И когда заговорил он с братьями о возвращении, те не уловили в его голосе просящих, унизительных ноток, слова его не выдавали скрытых мыслей, а звучали убедительно, неопровержимо.
— Еще давеча, когда были мы с папаней в тайге, просил я его, чтобы провел он меня до тропе до самого зимовья, — начал он издалека, не выказывая сразу, к чему клонит разговор. — Отказал мне папаня наглухо. В силенки мои не поверил. А я что, рази виноват, что молод еще был, неокрепший? Вот теперя и рассчитываемся мы за батино недоверие.
Братья не возразили ему ни словом. Усталость и страх перед новой опасностью сломили их, расслабили волю.
— Оно конешно, — невыразительно произнес Степан.
— Куда бы легше было, кабы знатье, где оно, это зимовье, — добавил Иван, ставя точку, словно кол в землю забив одним ударом топора.
— Вот я и думаю, самое время назад повернуть, пока не сгинули мы здеся, пока не завела пас нечистая сила в самые гиблые места, откуда и выхода нет, — уже не скрывая своих намерений, решился Дмитрий.

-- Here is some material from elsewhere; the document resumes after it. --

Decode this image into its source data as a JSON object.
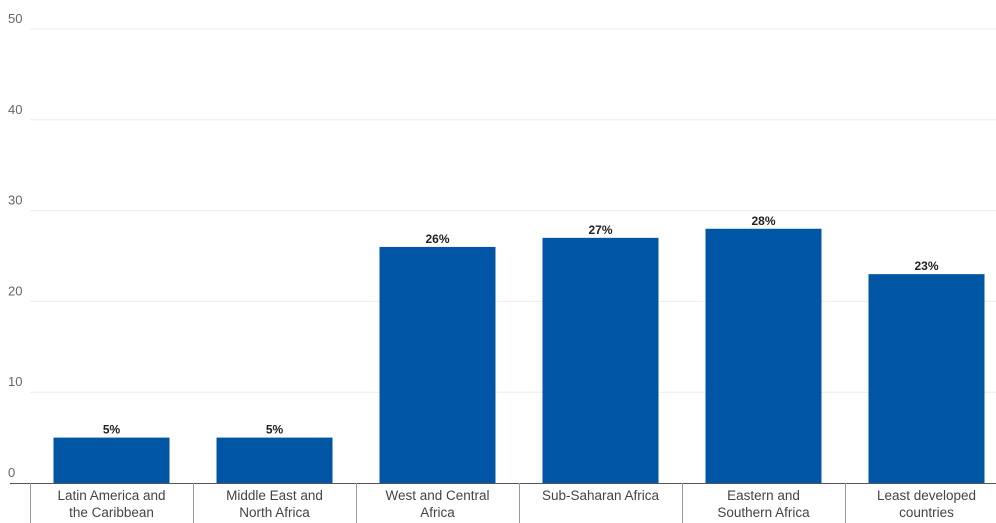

— Ты старшой, тебе и командовать, — согласился Степан.
— Я что? Я как и все. Мне противиться старшим не положено. — Иван облегченно вздохнул, уверовал в то, что их мытарства кончились. Еще немного, и Убугун встретит их после благополучного возвращения. И пусть они не достигли успеха, к их рукам не прилипло ни одной песчинки из отцовских золотых запасов, само то, что вернулись они в здравии и благополучии, есть самый ощутимый успех.

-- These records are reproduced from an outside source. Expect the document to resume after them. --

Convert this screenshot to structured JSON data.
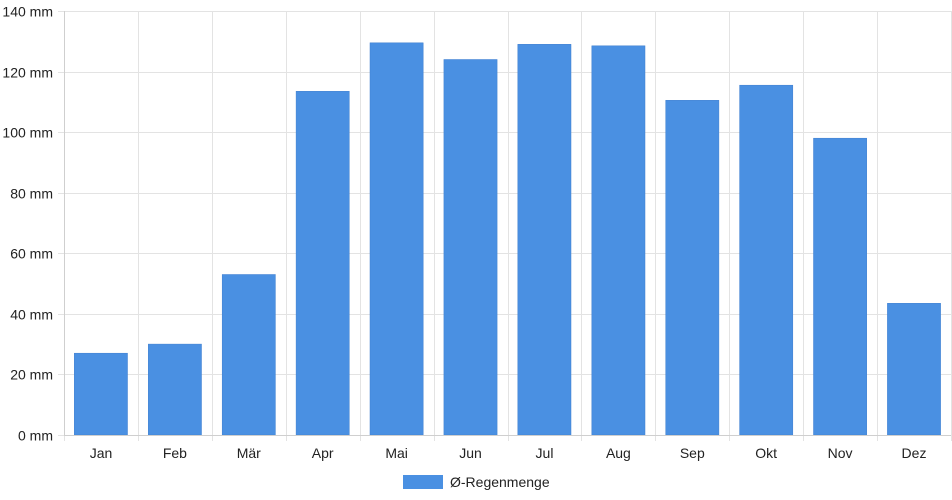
{
  "chart_data": {
    "type": "bar",
    "categories": [
      "Jan",
      "Feb",
      "Mär",
      "Apr",
      "Mai",
      "Jun",
      "Jul",
      "Aug",
      "Sep",
      "Okt",
      "Nov",
      "Dez"
    ],
    "series": [
      {
        "name": "Ø-Regenmenge",
        "values": [
          27,
          30,
          53,
          113.5,
          129.5,
          124,
          129,
          128.5,
          110.5,
          115.5,
          98,
          43.5
        ],
        "color": "#4a90e2"
      }
    ],
    "y_ticks": [
      "0 mm",
      "20 mm",
      "40 mm",
      "60 mm",
      "80 mm",
      "100 mm",
      "120 mm",
      "140 mm"
    ],
    "ylim": [
      0,
      140
    ],
    "y_step": 20,
    "grid": true,
    "legend_position": "bottom"
  }
}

— Деда, никак кто-то там шевелится, — по десятку раз в сутки обращалась к старому пасечнику внучка, ни на минуту не сводя глаз с кустов на далеком берегу, откуда должны были появиться братья Дремовы.
И каждый раз Кухтарь вскакивал, складывая сухую ладонь крылышком, держа ее над седыми клочковатыми бровями, долго всматривался в безмолвную зелень кустарника и, огорченно махнув рукой, снова устало опускался у костра.
Отпаявшись в безнадежном ожидании, Дунюшка подбивала деда переправиться через речку и пойти навстречу Дремовым. Она сама понимала безрассудство своего предложения, но бездеятельность, тоскливая и однообразная, как унылое покачивание на ветру тальниковых прутьев, угнетала. Сознание собственной беспомощности для молодости страшно, а для влюбленной молодости — вдвойне. Особенно тяжело было ночами. Сон не приходил, наступало забытье с видениями, то дивными, желанными, то мучительными.
Откуда в этой глухой безлюдной местности появился человек?.. Дунюшка трет кулачками глаза, но человек не исчезает. Теперь она видит его совсем ясно: согнувшись так, что подбородок задевает руку, переставляющую суковатую палку, по поляне идет маленькая старушка. Она уже увидела сидящую на берегу девушку и идет прямо на нее. Дунюшка смотрит на старушку немигающими глазами и не может понять, то ли это старая добрая фея, то ли злая баба-яга.